A ribadirlo è il Consiglio Nazionale Forense con la sentenza n. 132 del 2 maggio 2025, che richiama i principi generali che regolano l’accertamento dei fatti nell’ambito del giudizio disciplinare.
Secondo il CNF, la mera esposizione di doglianze da parte di chi presenta l’esposto non è sufficiente a fondare un giudizio di responsabilità.
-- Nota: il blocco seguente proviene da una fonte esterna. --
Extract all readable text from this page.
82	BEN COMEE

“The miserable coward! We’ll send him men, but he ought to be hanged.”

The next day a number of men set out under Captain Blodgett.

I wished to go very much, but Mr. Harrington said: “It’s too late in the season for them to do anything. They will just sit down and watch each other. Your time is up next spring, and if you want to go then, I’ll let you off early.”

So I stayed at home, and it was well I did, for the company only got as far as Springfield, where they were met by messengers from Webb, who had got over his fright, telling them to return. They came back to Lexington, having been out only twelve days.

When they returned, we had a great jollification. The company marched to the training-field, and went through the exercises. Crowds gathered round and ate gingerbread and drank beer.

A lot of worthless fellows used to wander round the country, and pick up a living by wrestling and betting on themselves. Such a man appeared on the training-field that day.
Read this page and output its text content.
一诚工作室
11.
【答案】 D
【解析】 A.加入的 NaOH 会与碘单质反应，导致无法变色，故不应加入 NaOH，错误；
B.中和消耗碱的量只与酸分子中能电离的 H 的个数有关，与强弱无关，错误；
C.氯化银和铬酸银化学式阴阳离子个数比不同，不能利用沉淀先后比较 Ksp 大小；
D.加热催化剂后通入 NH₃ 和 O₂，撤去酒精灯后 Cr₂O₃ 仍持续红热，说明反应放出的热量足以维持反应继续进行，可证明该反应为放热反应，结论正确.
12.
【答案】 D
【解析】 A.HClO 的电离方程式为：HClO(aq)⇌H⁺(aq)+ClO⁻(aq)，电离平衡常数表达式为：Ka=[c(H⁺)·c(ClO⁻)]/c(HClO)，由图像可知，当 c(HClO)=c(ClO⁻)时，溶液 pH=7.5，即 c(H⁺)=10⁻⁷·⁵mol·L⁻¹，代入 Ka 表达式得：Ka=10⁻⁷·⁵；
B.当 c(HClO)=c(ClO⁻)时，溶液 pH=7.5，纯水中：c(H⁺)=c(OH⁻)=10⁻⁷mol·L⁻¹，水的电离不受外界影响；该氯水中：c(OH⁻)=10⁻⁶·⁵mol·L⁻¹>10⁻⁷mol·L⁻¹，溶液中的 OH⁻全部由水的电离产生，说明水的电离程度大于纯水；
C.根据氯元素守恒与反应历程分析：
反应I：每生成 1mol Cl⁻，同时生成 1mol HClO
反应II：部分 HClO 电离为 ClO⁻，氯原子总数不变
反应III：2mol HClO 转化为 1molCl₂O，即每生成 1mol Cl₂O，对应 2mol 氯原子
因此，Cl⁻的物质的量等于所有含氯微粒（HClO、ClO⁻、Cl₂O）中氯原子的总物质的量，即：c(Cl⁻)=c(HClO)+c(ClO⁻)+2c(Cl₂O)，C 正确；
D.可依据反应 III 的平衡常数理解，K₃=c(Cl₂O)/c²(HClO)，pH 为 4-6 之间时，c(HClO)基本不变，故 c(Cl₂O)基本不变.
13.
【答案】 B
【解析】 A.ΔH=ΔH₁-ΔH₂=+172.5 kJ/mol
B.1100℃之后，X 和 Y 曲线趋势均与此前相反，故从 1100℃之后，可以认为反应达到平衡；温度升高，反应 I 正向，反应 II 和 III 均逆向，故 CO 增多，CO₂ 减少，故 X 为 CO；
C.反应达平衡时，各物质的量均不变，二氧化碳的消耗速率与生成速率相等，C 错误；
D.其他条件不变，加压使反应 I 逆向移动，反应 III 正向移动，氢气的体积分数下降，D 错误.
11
Le accuse devono infatti essere dimostrate attraverso elementi oggettivi e verificabili, nel rispetto delle regole che governano la formazione della prova.
Il Collegio sottolinea inoltre che tale principio vale anche nel caso in cui l’avvocato incolpato non abbia svolto una difesa attiva nel procedimento disciplinare. L’eventuale assenza di controdeduzioni non può infatti trasformare un’accusa non dimostrata in una prova di responsabilità.
Il procedimento disciplinare, ricorda il CNF, non può basarsi su mere affermazioni di parte: la responsabilità del professionista deve essere accertata attraverso un percorso probatorio adeguato e coerente con i principi di garanzia che caratterizzano l’ordinamento.